Houston Fine Arts – Great for a Rainy (or Hot) Day

Joseph Ferguson ’16

The City of Houston offers far more opportunities to culture oneself than the average onlooker may think. Whether it’s the amazing, top-ranked food culture, established nightlife, frequent weekend exhibitions, or the world-famous Rodeo, Houston’s painted itself both as a growing economic powerhouse and as a avid consumer of the arts. For instance, The Museum of Fine Arts, located in the Houston Museum District, is one of the largest museums in the United States. Its permanent collection spans more than 6,000 years of history with approximately 64,000 works from six continents. Each year, 1.25 million visitors benefit from the museum’s programs, workshops, resource centers, and community outreach programs. With a strong focus on the greater-Houston community as a whole, these community outreach programs have grown to reach more than 500,000 city-goers each year across all socioeconomic levels, bringing the fine arts to communities often neglected by culture-shaping endeavors.

The Museum Of Fine Arts, Houston is the oldest art museum in Texas. In 1917, the Houston Public School Art League pledged the site intending for it to become a large public art museum. The first museum building (opened to the public in 1924) represented the determination of Houstonians to transform their growing city into the rich cultural center it is today. Trustees and staff dedicated the small art collection to the community and defined the function of the museum as bringing “art into the everyday life” of all Houstonians. Today the MFAH encompasses the Caroline Wiess Law and Audrey Jones Beck Buildings, both of which house the museum’s primary collections and temporary exhibitions; two decorative arts house museums; The Glassell studio art school; a sculpture garden; a “state­-of­-the-art” facility for conservation, storage and archives; and an administrative building with the Glassell Junior school of Art.

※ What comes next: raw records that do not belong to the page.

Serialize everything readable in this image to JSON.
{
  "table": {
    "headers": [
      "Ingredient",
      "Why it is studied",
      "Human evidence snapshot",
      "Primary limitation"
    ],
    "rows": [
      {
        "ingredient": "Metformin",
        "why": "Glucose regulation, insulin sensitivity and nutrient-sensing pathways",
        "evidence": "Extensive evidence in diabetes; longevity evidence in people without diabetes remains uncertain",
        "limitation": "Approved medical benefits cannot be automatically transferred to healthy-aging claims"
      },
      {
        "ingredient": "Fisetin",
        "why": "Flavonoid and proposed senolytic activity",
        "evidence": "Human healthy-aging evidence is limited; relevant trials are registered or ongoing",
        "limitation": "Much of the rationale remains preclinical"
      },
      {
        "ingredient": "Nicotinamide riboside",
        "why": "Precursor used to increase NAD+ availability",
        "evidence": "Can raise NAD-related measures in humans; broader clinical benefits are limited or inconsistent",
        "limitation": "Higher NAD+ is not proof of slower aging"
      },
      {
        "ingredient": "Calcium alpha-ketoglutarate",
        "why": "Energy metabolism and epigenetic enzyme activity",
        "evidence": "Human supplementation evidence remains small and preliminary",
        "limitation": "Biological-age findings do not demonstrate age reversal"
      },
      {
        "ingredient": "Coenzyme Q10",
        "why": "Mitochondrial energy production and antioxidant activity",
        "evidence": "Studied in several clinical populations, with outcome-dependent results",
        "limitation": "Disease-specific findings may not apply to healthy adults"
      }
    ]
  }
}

With more than 62,000 works of art, the Museum of Fine Arts, Houston, has the largest and most diverse art collection in the southern United States. The majority of the museum’s collection focus on the areas of Italian Renaissance painting, French Impressionism, photography, American and European decorative arts, African and pre­-Columbian gold, American art, and post-­1945 European and American painting and sculpture. Other facets of the collection include African­-American art and Texas painting. Emerging collection interests of modern and contemporary Latin American art, Asian art, and Islamic art continue to strengthen the museum’s collection diversity. As a result of its encyclopedic collection, the museum ranks nationally among the top ten art museums in attendance.

Next time you have the chance, on a rainy day this spring or a blistering afternoon this summer, take a chance to take in the fine arts community around Houston. Start with the Museum of Fine Arts, and you might just be surprised at what you learn about some 6,000 years of art movements. Maybe you’ll even learn a little about yourself. Check it out on a Thursday night after school – admission is free then. Otherwise, $7.50 isn’t too steep considering most of the ticket price is pumped directly back into enriching the greater-Houston community.